2025年12月04日 12:15 至 13:00

地点

A4-1

摘要

I'll present an overview of the proof by Groechenig–Wyss–Ziegler of the Hausel–Thaddeus conjecture on a form of topological mirror symmetry between the moduli spaces of semistable Higgs bundles for the groups $\mathrm{SL}_n$ and $\mathrm{PGL}_n$. After reviewing the background of mirror symmetry and the geometry of Higgs bundle moduli spaces, especially the Hitchin fibration and duality of generic fibers, I will outline how their argument reduces the conjecture to an arithmetic comparison of (stringy) Hodge numbers.
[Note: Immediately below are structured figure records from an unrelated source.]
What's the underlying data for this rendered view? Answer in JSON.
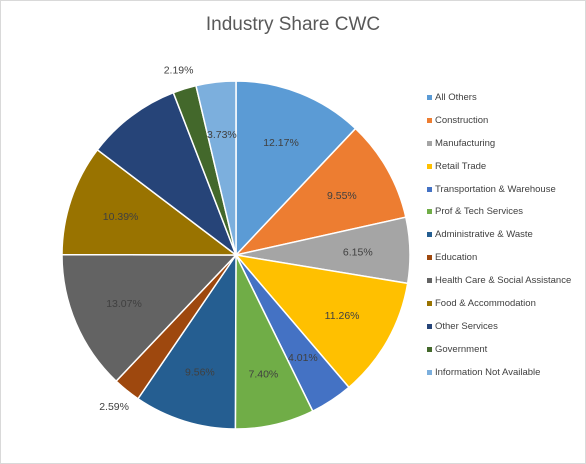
{
  "chart_data": {
    "type": "pie",
    "title": "Industry Share CWC",
    "legend_position": "right",
    "start_angle_deg": 0,
    "slices": [
      {
        "name": "All Others",
        "value": 12.17,
        "label": "12.17%",
        "color": "#5b9bd5",
        "label_color": "#404040"
      },
      {
        "name": "Construction",
        "value": 9.55,
        "label": "9.55%",
        "color": "#ed7d31",
        "label_color": "#404040"
      },
      {
        "name": "Manufacturing",
        "value": 6.15,
        "label": "6.15%",
        "color": "#a5a5a5",
        "label_color": "#404040"
      },
      {
        "name": "Retail Trade",
        "value": 11.26,
        "label": "11.26%",
        "color": "#ffc000",
        "label_color": "#404040"
      },
      {
        "name": "Transportation & Warehouse",
        "value": 4.01,
        "label": "4.01%",
        "color": "#4472c4",
        "label_color": "#404040"
      },
      {
        "name": "Prof & Tech Services",
        "value": 7.4,
        "label": "7.40%",
        "color": "#70ad47",
        "label_color": "#404040"
      },
      {
        "name": "Administrative & Waste",
        "value": 9.56,
        "label": "9.56%",
        "color": "#255e91",
        "label_color": "#404040"
      },
      {
        "name": "Education",
        "value": 2.59,
        "label": "2.59%",
        "color": "#9e480e",
        "label_color": "#404040"
      },
      {
        "name": "Health Care & Social Assistance",
        "value": 13.07,
        "label": "13.07%",
        "color": "#636363",
        "label_color": "#404040"
      },
      {
        "name": "Food & Accommodation",
        "value": 10.39,
        "label": "10.39%",
        "color": "#997300",
        "label_color": "#404040"
      },
      {
        "name": "Other Services",
        "value": 8.89,
        "label": "",
        "color": "#264478",
        "label_color": "#404040"
      },
      {
        "name": "Government",
        "value": 2.19,
        "label": "2.19%",
        "color": "#43682b",
        "label_color": "#404040"
      },
      {
        "name": "Information Not Available",
        "value": 3.73,
        "label": "3.73%",
        "color": "#7cafdd",
        "label_color": "#404040"
      }
    ]
  }
}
Their key idea is to translate the equality of stringy E-polynomials into a comparison of point counts over finite fields, and to prove this equality using $p$-adic integration on the moduli stacks.

References:
[1] M. Groechenig, D. Wyss and P. Ziegler, Mirror symmetry for moduli spaces of Higgs bundles via $p$-adic integration. Invent. Math. 221 (2020), 505-596. arxiv:1707.06417
[2] M. Groechenig, D. Wyss and P. Ziegler, Geometric stabilisation via $p$-adic integration, J. Amer. Math. Soc. 33 (2020), 807-873. arXiv:1810.06739.
[3] Hausel and M. Thaddeus, Mirror symmetry, Langlands duality, and the Hitchin system, Invent. Math. 153 (2003), 197-229. arXiv:math/0205236.

演讲者介绍

My research interests are primarily centred on Gauge theory within mathematics. Recently, my focus has been on semistable Higgs sheaves on complex projective surfaces and associated gauge-theoretic invariants, employing algebro-geometric methods. However, I also have a strong interest in working within the analytic category.